@daniel-j-h The MNasNet paper was important in the jump from MobileNet-V2 to MobileNet-V3 and EfficientNet, it introduce the SE to the Inverted Residual block and as you can see the MobileNet-V3 and EfficientNet were both very much written with the assumption that you read this first: https://arxiv.org/abs/1807.11626
The MNasNet-A1 vs B1 is worth looking at for an SE vs not comparison. The A1 is SE block based with some reductions in dimensions vs the B1, but it can be trained to 75.2% top-1 as per paper (I’ve managed 75.45) and the B1 is 74.5 (74.66 in my attempt). The A1 has 3.9M params and the B1 4.4M.
The attention from SE blocks typically improve parameter efficiency. Just as with SE-ResNets or ResNeXts, the IR block based networks with SE present give you a higher ratio of performance (accuracy metrics) to parameters. Unfortunately they seem to make the networks harder to train, more epochs (maybe more variety needed, so bigger datasets or better augmentation helps?) and a little slower to push the images through.
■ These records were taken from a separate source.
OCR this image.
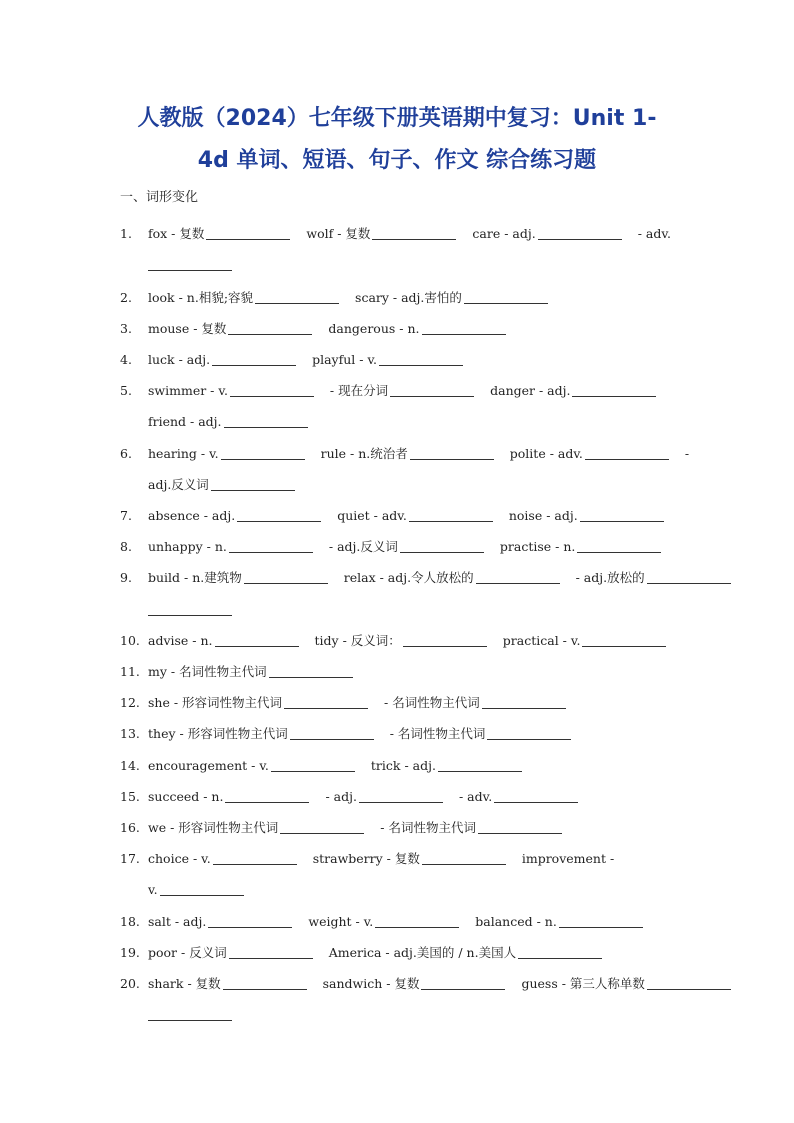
人教版（2024）七年级下册英语期中复习：Unit 1-
4d 单词、短语、句子、作文 综合练习题
一、词形变化
1. fox - 复数	wolf - 复数	care - adj.	- adv.
2. look - n.相貌;容貌	scary - adj.害怕的
3. mouse - 复数	dangerous - n.
4. luck - adj.	playful - v.
5. swimmer - v.	- 现在分词	danger - adj.
friend - adj.
6. hearing - v.	rule - n.统治者	polite - adv.	-
adj.反义词
7. absence - adj.	quiet - adv.	noise - adj.
8. unhappy - n.	- adj.反义词	practise - n.
9. build - n.建筑物	relax - adj.令人放松的	- adj.放松的
10. advise - n.	tidy - 反义词：	practical - v.
11. my - 名词性物主代词
12. she - 形容词性物主代词	- 名词性物主代词
13. they - 形容词性物主代词	- 名词性物主代词
14. encouragement - v.	trick - adj.
15. succeed - n.	- adj.	- adv.
16. we - 形容词性物主代词	- 名词性物主代词
17. choice - v.	strawberry - 复数	improvement -
v.
18. salt - adj.	weight - v.	balanced - n.
19. poor - 反义词	America - adj.美国的 / n.美国人
20. shark - 复数	sandwich - 复数	guess - 第三人称单数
All said though, for PyTorch running on an NVIDIA GPU, I don’t think EfficientNets make sense as a go to network for most applications. While they are parameter and flop efficient, when it comes to GPU memory usage and image throughput, they are no faster, if not worse than ResNe(X)ts. Well trained ResNe(X)ts can achieve similar accuracy metrics with better GPU memory characteristics, higher throughputs, and half the training time epochs (possibly up to 3-4x the wallclock time)